The Trouble With Online College

NEW YORK TIMES EDITORIAL: Stanford University ratcheted up interest in online education when a pair of celebrity professors attracted more than 150,000 students from around the world to a noncredit, open enrollment course on artificial intelligence. This development, though, says very little about what role online courses could have as part of standard college instruction. College administrators who dream of emulating this strategy for classes like freshman English would be irresponsible not to consider two serious issues…

The research has shown over and over again that community college students who enroll in online courses are significantly more likely to fail or withdraw than those in traditional classes, which means that they spend hard-earned tuition dollars and get nothing in return. Worse still, low-performing students who may be just barely hanging on in traditional classes tend to fall even further behind in online courses…

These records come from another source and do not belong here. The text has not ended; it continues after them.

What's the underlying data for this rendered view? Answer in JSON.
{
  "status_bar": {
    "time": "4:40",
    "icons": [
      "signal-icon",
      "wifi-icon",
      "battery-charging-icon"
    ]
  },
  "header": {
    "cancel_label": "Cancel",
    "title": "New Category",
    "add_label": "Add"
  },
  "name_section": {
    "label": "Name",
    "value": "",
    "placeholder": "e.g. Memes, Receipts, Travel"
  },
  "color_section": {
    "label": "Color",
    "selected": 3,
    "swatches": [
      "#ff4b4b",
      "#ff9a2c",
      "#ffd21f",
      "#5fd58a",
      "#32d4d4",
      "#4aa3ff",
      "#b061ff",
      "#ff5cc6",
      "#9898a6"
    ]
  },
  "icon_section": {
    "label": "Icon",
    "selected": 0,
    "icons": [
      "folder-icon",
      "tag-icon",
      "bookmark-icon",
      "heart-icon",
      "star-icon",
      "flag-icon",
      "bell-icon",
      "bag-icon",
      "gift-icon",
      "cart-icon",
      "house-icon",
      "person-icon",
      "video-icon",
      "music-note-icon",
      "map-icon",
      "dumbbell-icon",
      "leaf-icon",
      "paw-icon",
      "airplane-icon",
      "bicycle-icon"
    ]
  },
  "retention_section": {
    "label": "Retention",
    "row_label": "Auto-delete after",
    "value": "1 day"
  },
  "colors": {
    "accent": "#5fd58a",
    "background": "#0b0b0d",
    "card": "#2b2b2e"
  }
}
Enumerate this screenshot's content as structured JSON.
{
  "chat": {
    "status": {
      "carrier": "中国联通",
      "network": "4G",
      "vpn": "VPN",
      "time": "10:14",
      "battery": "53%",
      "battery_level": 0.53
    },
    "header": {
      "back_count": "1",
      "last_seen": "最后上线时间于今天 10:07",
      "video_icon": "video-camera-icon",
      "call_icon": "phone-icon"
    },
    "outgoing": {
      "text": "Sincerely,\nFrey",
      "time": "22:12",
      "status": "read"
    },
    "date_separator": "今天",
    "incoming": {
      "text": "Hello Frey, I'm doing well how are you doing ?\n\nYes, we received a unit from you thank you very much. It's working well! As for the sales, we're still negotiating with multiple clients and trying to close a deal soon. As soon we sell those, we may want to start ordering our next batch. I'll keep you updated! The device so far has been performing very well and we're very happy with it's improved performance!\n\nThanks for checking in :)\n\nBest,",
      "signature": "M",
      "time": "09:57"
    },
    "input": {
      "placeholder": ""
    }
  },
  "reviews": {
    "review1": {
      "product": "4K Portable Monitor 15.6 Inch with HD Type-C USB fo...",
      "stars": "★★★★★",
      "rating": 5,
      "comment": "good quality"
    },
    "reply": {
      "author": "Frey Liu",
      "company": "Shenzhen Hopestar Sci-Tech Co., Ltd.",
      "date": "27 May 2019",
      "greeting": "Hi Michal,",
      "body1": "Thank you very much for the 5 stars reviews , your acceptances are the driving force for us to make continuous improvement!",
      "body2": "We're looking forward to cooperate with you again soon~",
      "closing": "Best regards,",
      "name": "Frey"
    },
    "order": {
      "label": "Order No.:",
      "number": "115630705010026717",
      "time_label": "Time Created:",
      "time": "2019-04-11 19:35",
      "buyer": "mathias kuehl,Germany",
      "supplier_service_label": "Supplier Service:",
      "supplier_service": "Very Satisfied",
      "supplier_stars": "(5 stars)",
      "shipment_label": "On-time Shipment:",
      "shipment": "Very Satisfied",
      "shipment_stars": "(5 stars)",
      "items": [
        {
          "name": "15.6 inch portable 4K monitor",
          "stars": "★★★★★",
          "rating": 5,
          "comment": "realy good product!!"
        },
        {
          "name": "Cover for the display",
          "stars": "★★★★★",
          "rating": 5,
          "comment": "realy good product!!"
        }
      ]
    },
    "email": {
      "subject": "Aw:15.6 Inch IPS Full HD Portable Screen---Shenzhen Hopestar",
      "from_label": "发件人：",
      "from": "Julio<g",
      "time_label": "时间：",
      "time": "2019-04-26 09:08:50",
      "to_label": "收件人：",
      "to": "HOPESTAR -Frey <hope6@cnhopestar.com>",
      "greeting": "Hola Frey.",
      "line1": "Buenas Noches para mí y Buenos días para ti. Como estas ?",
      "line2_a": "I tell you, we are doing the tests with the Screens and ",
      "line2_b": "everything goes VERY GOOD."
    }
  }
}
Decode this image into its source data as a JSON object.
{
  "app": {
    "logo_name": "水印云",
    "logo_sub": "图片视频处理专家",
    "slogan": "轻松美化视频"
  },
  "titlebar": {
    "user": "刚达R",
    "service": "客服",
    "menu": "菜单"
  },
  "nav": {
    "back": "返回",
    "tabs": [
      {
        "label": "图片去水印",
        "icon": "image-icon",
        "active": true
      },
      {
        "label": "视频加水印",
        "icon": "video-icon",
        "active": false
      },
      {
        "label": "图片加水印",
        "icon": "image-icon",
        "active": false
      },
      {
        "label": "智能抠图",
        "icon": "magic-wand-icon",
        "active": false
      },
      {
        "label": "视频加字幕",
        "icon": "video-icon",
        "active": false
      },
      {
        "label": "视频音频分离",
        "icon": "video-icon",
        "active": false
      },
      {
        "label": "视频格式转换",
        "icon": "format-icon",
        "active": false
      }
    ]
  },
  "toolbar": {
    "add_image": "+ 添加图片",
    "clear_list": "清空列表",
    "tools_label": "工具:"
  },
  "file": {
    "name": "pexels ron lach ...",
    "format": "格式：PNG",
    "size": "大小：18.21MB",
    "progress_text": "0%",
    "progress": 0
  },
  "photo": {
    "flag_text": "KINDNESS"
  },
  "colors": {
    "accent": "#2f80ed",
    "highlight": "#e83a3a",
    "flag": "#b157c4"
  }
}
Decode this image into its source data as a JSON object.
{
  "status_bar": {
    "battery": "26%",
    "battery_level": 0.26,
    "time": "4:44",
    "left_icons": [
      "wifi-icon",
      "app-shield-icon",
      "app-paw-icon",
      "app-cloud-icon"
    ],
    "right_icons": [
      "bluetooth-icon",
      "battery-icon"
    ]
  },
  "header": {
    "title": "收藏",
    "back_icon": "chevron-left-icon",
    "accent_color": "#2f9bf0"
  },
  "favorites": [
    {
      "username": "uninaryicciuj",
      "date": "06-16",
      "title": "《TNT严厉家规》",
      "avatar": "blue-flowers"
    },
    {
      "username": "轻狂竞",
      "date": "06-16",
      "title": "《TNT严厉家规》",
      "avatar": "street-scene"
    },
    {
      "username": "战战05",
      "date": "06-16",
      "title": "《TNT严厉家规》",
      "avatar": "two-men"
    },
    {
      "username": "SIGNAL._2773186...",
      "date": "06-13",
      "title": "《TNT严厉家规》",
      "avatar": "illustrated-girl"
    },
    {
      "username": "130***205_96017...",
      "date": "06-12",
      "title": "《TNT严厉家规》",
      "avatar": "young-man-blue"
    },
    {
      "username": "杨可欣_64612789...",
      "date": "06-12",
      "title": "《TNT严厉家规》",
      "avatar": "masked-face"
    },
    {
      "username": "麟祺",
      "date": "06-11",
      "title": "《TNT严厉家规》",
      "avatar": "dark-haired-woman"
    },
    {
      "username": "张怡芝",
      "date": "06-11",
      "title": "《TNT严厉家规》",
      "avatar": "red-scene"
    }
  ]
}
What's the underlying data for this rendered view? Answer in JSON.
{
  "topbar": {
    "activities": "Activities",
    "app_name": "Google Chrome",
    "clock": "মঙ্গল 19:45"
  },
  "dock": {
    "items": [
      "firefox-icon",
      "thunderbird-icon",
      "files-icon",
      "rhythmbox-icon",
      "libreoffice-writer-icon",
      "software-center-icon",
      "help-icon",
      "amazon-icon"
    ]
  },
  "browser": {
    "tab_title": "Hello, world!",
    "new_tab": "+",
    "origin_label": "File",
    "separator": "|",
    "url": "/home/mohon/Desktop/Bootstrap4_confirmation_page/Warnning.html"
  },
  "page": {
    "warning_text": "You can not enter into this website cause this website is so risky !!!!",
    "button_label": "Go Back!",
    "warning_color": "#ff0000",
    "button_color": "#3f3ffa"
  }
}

Interestingly, the center found that students in hybrid classes — those that blended online instruction with a face-to-face component — performed as well academically as those in traditional classes. But hybrid courses are rare, and teaching professors how to manage them is costly and time-consuming… (more)

EDITOR: It takes a real autodidact to compete by simply monitoring lectures. Nevertheless, there is ample number of these around the world for whom it is of considerable value.

But it is the “hybrid classes” that should be a major part of the universities of the future, with college and graduate years divided between several weeks on campus and the rest via the Internet and at local college labs.